Perempuan Rwanda telah memperoleh hak politik, tetapi masih terbatas dalam menentukan keputusan yang sifatnya publik, seperti masih membutuhkan persetujuan suami mereka untuk membuka rekening bank, terlibat dalam kegiatan pengambilan keuntungan apa pun, mendaftarkan bisnis, membeli tanah, atau melakukan tindakan hukum di pengadilan. Laki-laki mengontrol properti dan pendapatan perempuan, serta dapat menarik uang dari akun istri mereka tanpa izin. Perempuan yang belum menikah secara resmi memiliki status hukum penuh, tetapi dalam praktiknya dianggap sebagai perwalian dari ayah atau saudara laki-laki mereka. Selain itu, perempuan yang belum menikah juga menjadi sasaran represi dari negara dengan justifikasi melakukan misi "pembersihan moral". Dalam misi ini, polisi mengumpulkan para wanita muda, lajang, dan urban yang berpakaian penuh gaya atau didampingi oleh para ekspatriat Eropa, memukuli mereka dan bahkan dilaporkan menelanjangi mereka di depan umum. Pihak berwenang menahan beberapa wanita ini di "pusat pendidikan moral". Mayoritas perempuan yang menjadi sasaran penganiayaan ini adalah etnis Tutsi. Di tingkat pendidikan tinggi juga administrator universitas dan pejabat setempat akan menahan perempuan yang dicurigai melakukan pergaulan bebas, hubungan yang tidak pantas, atau penggunaan narkoba (ibid, pp. 38-39).
2.1.3 Peristiwa Genosida
Benih-benih akan terjadinya peristiwa genosida, dimulai ketika etnis Tutsi yang berada di pengasingan Uganda mulai tidak tahan dengan tindakan diskriminasi pemerintah Uganda dan berusaha untuk mencari peluang kembali ke Rwanda. Pengungsi Rwanda memutuskan untuk bergabung dengan National Resistance Army Yoweri Museveni atau NRA Museveni, yang bertujuan untuk menggulingkan Presiden Uganda saat itu bernama Obote. Pengungsi Rwanda melihat NRA Museveni sebagai upaya untuk mendapatkan status permanen di Uganda atau kembali ke Rwanda. Hasilnya, pada tahun 1986, NRA berhasil menggulingkan Obote melalui perang dan dari adanya tindakan ini membentuk persepsi bahwa kekerasan merupakan keadaan yang normal untuk menggulingkan pemerintahan. Setelah itu, pengungsi Rwanda mencoba untuk mengatur gerakan politik bersenjata untuk mengembalikan kehadiran Tutsi di pemerintah maupun militer Rwanda, sehingga terbentuk sebuah gerakan yang bernama Rwanda Patriotic Front atau RPF. RPF mulai serius untuk menggunakan kekuatan militer untuk kembali ke Rwanda. Gerakan ini mulai mengembangkan jaringan keuangan dengan negara-negara berbahasa Inggris maupun dari keberhasilan bisnis di pengasingan. Perempuan dalam gerakan ini justru mempunyai peran yang setara dengan laki-laki, mulai di bidang perekrutan, pengumpulan dana, maupun terlibat langsung dalam militer. Hal ini disebabkan karena mereka mempunyai motif atau kepentingan yang sama yaitu mengembalikan kehormatan etnis Tutsi (ibid, 40-41).
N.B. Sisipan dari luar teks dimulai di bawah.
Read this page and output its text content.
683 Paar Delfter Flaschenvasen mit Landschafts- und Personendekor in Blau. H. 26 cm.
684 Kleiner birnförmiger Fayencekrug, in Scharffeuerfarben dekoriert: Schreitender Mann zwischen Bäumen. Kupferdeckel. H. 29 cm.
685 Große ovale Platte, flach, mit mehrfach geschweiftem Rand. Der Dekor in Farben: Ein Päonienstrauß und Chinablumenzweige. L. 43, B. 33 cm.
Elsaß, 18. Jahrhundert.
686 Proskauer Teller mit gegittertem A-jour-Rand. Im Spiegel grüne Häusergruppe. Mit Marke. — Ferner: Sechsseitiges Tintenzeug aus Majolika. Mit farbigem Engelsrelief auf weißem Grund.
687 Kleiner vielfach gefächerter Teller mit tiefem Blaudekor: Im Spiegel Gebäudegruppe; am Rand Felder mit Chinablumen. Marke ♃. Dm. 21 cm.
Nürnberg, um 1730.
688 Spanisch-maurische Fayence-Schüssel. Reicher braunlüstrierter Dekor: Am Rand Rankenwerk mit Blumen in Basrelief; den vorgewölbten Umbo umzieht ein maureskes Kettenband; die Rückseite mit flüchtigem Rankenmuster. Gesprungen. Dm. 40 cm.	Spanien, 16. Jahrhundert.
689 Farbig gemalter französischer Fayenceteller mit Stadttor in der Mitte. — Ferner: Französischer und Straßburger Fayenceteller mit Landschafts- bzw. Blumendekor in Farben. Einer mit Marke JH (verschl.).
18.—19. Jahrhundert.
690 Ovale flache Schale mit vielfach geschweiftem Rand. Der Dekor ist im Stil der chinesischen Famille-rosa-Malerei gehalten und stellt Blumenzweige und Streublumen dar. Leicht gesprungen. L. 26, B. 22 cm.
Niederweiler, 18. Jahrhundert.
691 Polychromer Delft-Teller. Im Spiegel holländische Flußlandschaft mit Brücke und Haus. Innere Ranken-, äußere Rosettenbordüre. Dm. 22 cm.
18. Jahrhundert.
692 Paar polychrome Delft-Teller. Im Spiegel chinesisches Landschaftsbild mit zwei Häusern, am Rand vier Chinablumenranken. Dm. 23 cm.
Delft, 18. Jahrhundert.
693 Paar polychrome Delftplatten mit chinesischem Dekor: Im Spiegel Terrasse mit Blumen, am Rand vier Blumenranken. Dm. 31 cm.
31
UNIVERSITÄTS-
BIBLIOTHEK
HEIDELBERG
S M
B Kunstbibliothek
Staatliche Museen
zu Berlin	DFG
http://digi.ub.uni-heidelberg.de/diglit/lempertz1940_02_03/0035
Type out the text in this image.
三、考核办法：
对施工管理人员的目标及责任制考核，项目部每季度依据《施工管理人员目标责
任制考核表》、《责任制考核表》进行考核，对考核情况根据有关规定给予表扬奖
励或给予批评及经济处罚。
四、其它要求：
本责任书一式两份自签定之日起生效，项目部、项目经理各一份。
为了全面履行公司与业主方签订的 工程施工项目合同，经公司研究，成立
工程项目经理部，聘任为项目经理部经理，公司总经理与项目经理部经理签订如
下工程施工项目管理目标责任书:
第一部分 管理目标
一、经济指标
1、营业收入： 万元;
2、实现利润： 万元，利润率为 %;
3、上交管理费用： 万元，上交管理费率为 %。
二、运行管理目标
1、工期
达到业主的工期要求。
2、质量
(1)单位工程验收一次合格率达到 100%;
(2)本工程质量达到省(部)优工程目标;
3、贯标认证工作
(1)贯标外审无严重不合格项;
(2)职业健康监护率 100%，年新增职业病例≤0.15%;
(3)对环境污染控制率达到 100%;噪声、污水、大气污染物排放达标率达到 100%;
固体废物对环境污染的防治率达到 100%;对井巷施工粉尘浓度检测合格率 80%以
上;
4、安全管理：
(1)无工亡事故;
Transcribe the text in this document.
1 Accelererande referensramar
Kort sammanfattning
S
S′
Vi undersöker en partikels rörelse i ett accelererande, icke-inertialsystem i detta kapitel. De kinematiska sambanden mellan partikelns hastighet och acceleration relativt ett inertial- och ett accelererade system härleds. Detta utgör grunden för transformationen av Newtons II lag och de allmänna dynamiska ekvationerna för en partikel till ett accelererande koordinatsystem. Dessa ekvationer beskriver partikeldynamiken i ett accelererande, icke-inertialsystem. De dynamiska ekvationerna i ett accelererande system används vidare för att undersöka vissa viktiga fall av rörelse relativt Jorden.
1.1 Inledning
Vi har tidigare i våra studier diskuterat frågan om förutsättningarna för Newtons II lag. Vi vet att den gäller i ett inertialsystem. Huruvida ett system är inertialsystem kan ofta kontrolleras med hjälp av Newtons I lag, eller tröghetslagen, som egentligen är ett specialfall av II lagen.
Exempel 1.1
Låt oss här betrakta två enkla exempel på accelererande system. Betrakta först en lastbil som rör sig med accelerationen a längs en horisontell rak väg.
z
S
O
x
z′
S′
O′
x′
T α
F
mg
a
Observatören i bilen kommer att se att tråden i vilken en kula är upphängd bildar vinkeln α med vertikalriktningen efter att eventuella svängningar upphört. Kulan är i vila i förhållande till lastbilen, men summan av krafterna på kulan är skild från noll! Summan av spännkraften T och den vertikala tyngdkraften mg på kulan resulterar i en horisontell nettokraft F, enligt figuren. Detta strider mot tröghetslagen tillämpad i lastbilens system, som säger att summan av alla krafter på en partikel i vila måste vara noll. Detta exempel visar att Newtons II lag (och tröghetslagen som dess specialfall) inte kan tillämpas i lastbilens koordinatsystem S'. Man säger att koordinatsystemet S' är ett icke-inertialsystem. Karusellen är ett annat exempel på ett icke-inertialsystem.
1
Saat kekuatan RPF sampai pada puncaknya, negara Rwanda mengalami penurunan kemampuan ekonomi, dimana harga komoditas ekspor utama Rwanda yaitu kopi, turun 50 persen pada tahun 1989 dan terjadi devaluasi mata uangnya sebesar 67 persen. Keadaan ini diperparah dengan overpopulasi sehingga permintaan akan kebutuhan maupun komoditas guna kehidupan sehari-hari relatif tinggi ditengah krisis ekonomi. Memanfaatkan instabilitas tersebut, pada 1 Oktober 1990, RPF mulai melakukan serangan ke pos perbatasan Kagitumba, Rwanda utara, disana mereka bertemu dengan Forces Armées Rwandaises atau FAR yang mempunyai teknologi dan bantuan militer dari Perancis. Pertemuan keduanya menghasilkan penarika diri RPF dari wilayah Rwanda dan menuju pegunungan Virunga (ibid, pp. 42). Melihat penyerangan tersebut, etnis Hutu membuat satu propaganda dengan membuat traktat "Hutu Ten Commandments". Traktat ini secara garis besar berisi tentang sebuah perspektif negatif terhadap kaum Tutsi. Namun, ada beberapa poin yang menyinggung pandangan terhadap perempuan. Poin tersebut menjelaskan bagaimana perempuan Tutsi, dimanapun dia berada, bekerja untuk etnis Tutsi. Oleh karena itu, setiap Hutu akan dicap sebagai pengkhianat bila; mempunyai istri seorang Tutsi, mempunyai selir seorang Tutsi, dan mempunyai sekretaris atau anak didik seorang Tutsi. Traktat tersebut juga berargumen bahwa sebaik-baiknya perempuan adalah perempuan Hutu. Hal ini karena mereka dianggap lebih layak dan lebih teliti sebagai perempuan.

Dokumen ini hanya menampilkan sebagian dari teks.